Below, Newnham shares with A.frame five films that had a profound effect on her, including the Oscar-winning documentary that inspired her to become a filmmaker herself.
Written and Directed by: Rob Epstein
In 1987, I walked into an auditorium in Oberlin College to see this documentary, and I emerged a changed person. I had never seen a film that so emotionally and powerfully let a community tell its own story of change. I felt I was in the story; I was not watching archival footage, I was immersed in it. There was a tenderness and a beauty to the storytelling that was just infused with love. It's not an exaggeration to say that watching that film changed the course of my life. It made me want to move to San Francisco and become a documentary filmmaker, which is what I did.
Written and Directed by: Satyajit Ray
Thankfully, in the mid-'90s, Satyajit Ray's masterpieces were put into cinemas, and I was able to see Charulata in the theater — an experience that has always stayed with me. It was a master class in two of the most important and difficult things to get right in filmmaking: Point of view and the passage of time. I can still remember the thrill of watching its famous 'swing scene' for the first time — the beauty of the focus on Charu's emotions as she swings, the shots of her bare feet, the camera taking her point of view. I was exhilarated by the power of its celebration of a character and a moment that would normally not be observed or noticed.

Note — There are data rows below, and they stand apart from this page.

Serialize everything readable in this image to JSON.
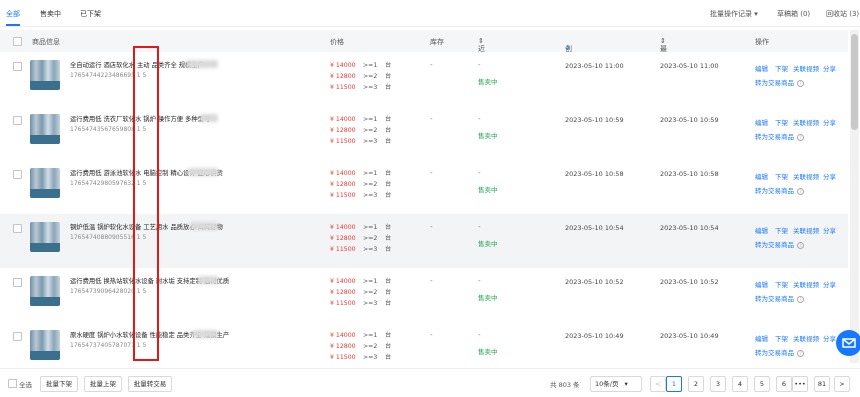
{
  "tabs": [
    "全部",
    "售卖中",
    "已下架"
  ],
  "toolbar": {
    "batch_record": "批量操作记录",
    "draft": "草稿箱 (0)",
    "recycle": "回收站 (3)"
  },
  "columns": {
    "product": "商品信息",
    "price": "价格",
    "stock": "库存",
    "exposure": "近30日曝光",
    "created": "创建时间",
    "updated": "最新操作时间",
    "actions": "操作"
  },
  "price_tiers": [
    {
      "price": "¥ 14000",
      "qty": ">=1",
      "unit": "台"
    },
    {
      "price": "¥ 12800",
      "qty": ">=2",
      "unit": "台"
    },
    {
      "price": "¥ 11500",
      "qty": ">=3",
      "unit": "台"
    }
  ],
  "row_common": {
    "stock": "-",
    "exposure_dash": "-",
    "status": "售卖中"
  },
  "row_actions": {
    "edit": "编辑",
    "delist": "下架",
    "video": "关联视频",
    "share": "分享",
    "convert": "转为交易商品"
  },
  "rows": [
    {
      "title": "全自动运行 酒店软化水 主动 品类齐全 规模生产",
      "id": "17654744223486695 1 5",
      "created": "2023-05-10 11:00",
      "updated": "2023-05-10 11:00"
    },
    {
      "title": "运行费用低 洗衣厂软化水 锅炉 操作方便 多种型号",
      "id": "17654743567659808 1 5",
      "created": "2023-05-10 10:59",
      "updated": "2023-05-10 10:59"
    },
    {
      "title": "运行费用低 游泳池软化水 电脑控制 精心设计 匠心供货",
      "id": "17654742980597632 1 5",
      "created": "2023-05-10 10:58",
      "updated": "2023-05-10 10:58"
    },
    {
      "title": "钢炉低温 锅炉软化水设备 工艺用水 品质放心 口碑好物",
      "id": "17654740880905516 1 5",
      "created": "2023-05-10 10:54",
      "updated": "2023-05-10 10:54"
    },
    {
      "title": "运行费用低 换热站软化水设备 耐水垢 支持定制 选材优质",
      "id": "17654739096428020 1 5",
      "created": "2023-05-10 10:52",
      "updated": "2023-05-10 10:52"
    },
    {
      "title": "原水硬度 锅炉小水软化设备 性能稳定 品类齐全 规模生产",
      "id": "17654737405787071 1 5",
      "created": "2023-05-10 10:49",
      "updated": "2023-05-10 10:49"
    }
  ],
  "footer": {
    "select_all": "全选",
    "batch_delist": "批量下架",
    "batch_list": "批量上架",
    "batch_convert": "批量转交易",
    "total": "共 803 条",
    "page_size": "10条/页",
    "pages": [
      "1",
      "2",
      "3",
      "4",
      "5",
      "6",
      "•••",
      "81"
    ],
    "prev": "<",
    "next": ">"
  },
  "colors": {
    "accent": "#1677ff",
    "price": "#e53935",
    "status": "#1ea54b",
    "highlight_box": "#e01a1a"
  }
}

Directed by: Mannus Franken and Joris Ivens
I saw a projected print of this film in a tiny screening room in graduate school. In 1929, Ivens made this portrait of Amsterdam in the rain. Its evocative, simple beauty stunned me. For me, it's an early, unforgettable example of the magic of documentary editing, through which the rain and the city itself are the main characters, and their rhythms are the propulsive narrative force.
Written and Directed by: Terence Davies
This stunning narrative film captured my heart, piecing together fragments from a young boy's childhood in Liverpool in the 1950s. The film is so strongly from his point of view that I felt it took me back to the experience of perceiving the world as a child. The cinematography, with its heavy use of chiaroscuro, emphasizes each scene as a nodal memory. The point of view is filled with a child's tenderness and wonder, and I'm still awestruck by its masterful evocation of Bud's interior life, his imagination, and his longing for beauty and meaning.
Directed by: Luke Lorentzen
This film mesmerized me, it moved me, and I would say it also helped me, as a human being who struggles to come to terms with death and dying in a culture that denies it. Much of the power of documentary lies in simply bearing witness, and with his camera, Luke Lorentzen bears powerful witness to a hospital chaplain and her colleagues as they accompany and give comfort to dying patients.
His quiet, unobtrusive, loving, and compassionate approach to filming and the editing allows us to experience powerful, cathartic emotions, bringing us to an understanding beyond intellect about how our culture and our health care systems are failing patients going through the experience of dying. However, it's not devastating, because we are so moved by the efforts of those profiled in the hospital chaplain residency program, who step into that void and help.